Plurality-Winning Governors Elected At Century-Long High Water Mark

The rate of gubernatorial candidates elected without the support of a majority of voters is at its highest level since the 1910s.

Political Crumbs

Seeing Red

Congressman Nick Rahall's failed bid for a 20th term in West Virginia this cycle, combined with a narrow loss by Nick Casey to Alex Mooney in Shelley Moore Capito's open seat, means that West Virginia Democrats will be shut out of the state's U.S. House delegation for the first time in over 90 years. The Republican sweep by two-term incumbent David McKinley in the 1st CD, Mooney in the 2nd, and Evan Jenkins over Rahall in the 3rd marks the first time the GOP has held all seats in the chamber from West Virginia since the Election of 1920. During the 67th Congress (1921-1923) all six seats from the state were controlled by the GOP. Since the Election of 1922, Democrats have won 76 percent of all U.S. House elections in the Mountain State - capturing 172 seats compared to 54 for the GOP.


Home Field Advantage?

When the 114th Congress convenes in a few days, Maine will be represented by one home-grown U.S. Representative: Waterville-born Republican Bruce Poliquin.

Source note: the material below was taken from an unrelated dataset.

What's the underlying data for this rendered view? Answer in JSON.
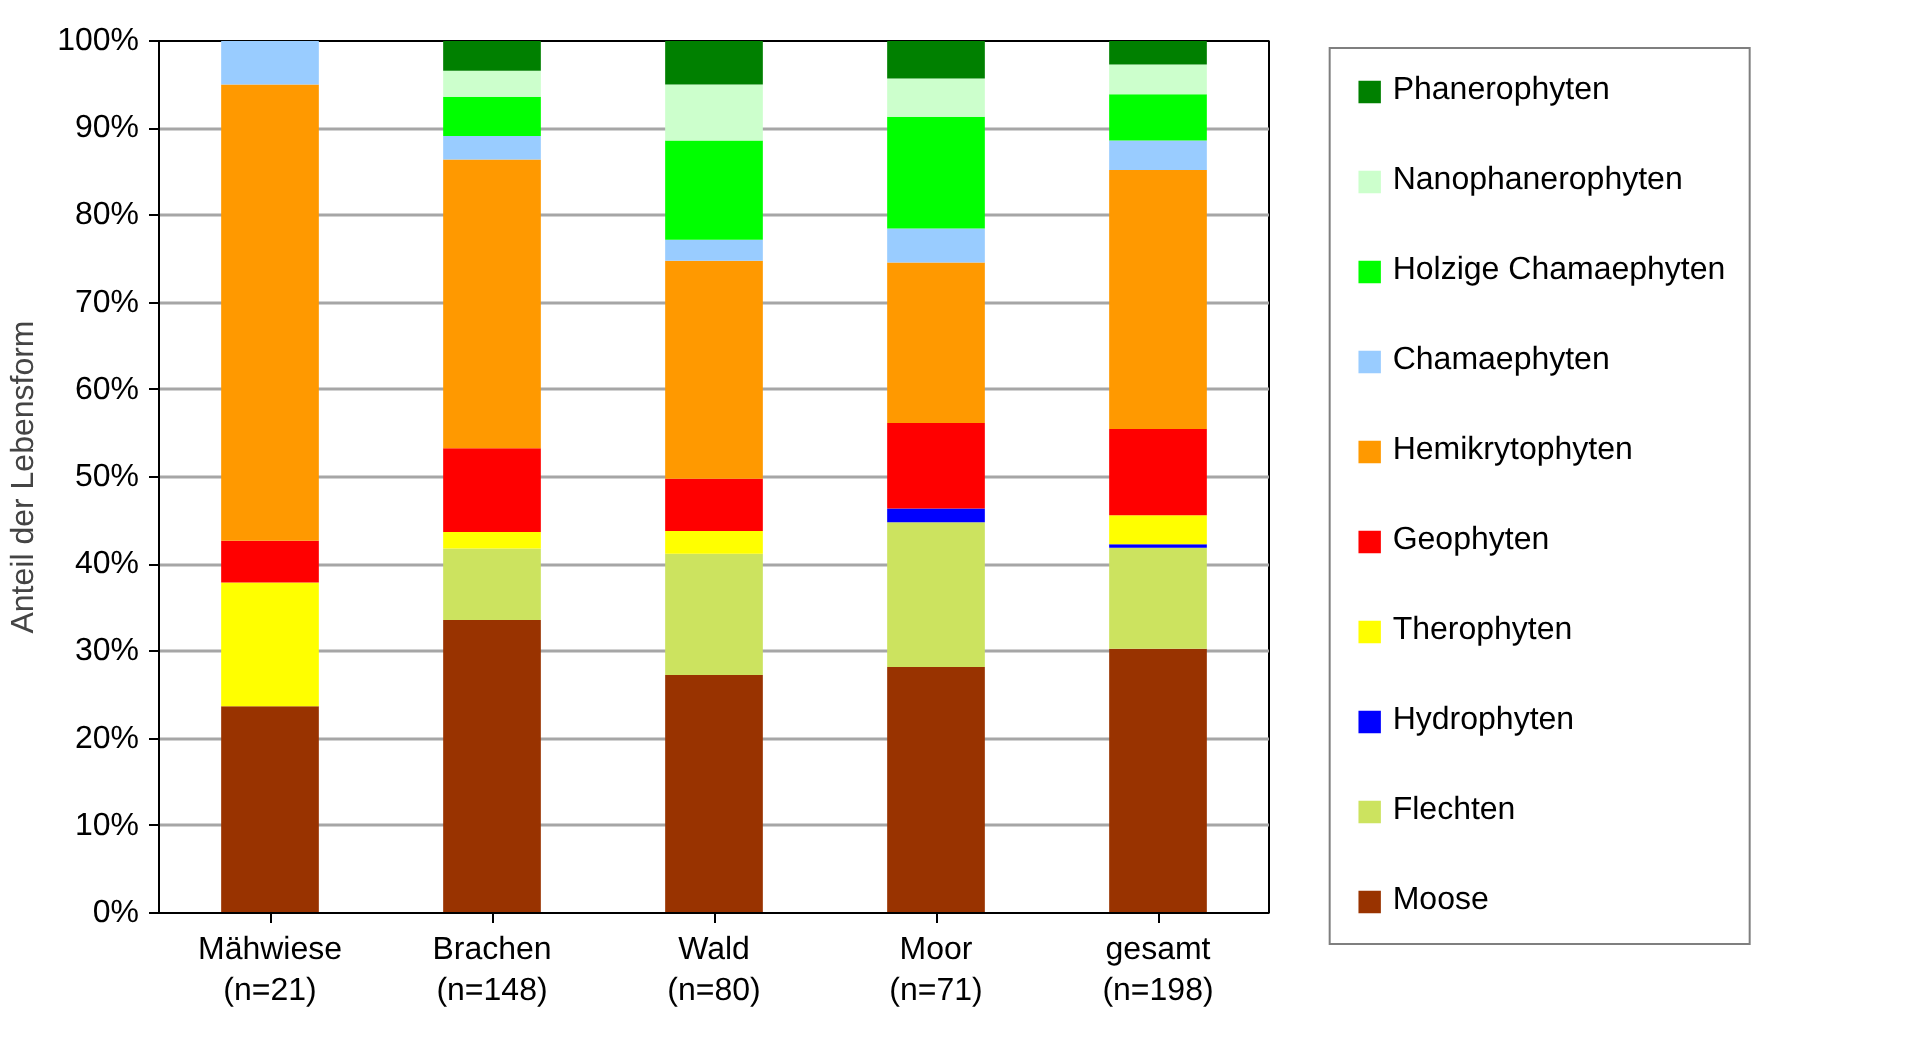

With the departure of Millinocket-born Mike Michaud, who launched a failed gubernatorial bid, the Pine Tree State was poised to send a House delegation to D.C. without any Maine-born members for the first time since 1821. Three-term U.S. Rep. Chellie Pingree (born in Minnesota) coasted to reelection as expected, however Poliquin edged Kentucky-born Emily Cain by 5.3 points to keep the streak alive. Since 1876, a total of 208 of the 222 candidates elected to the nation's lower legislative chamber from the state have been born in Maine, or 94 percent.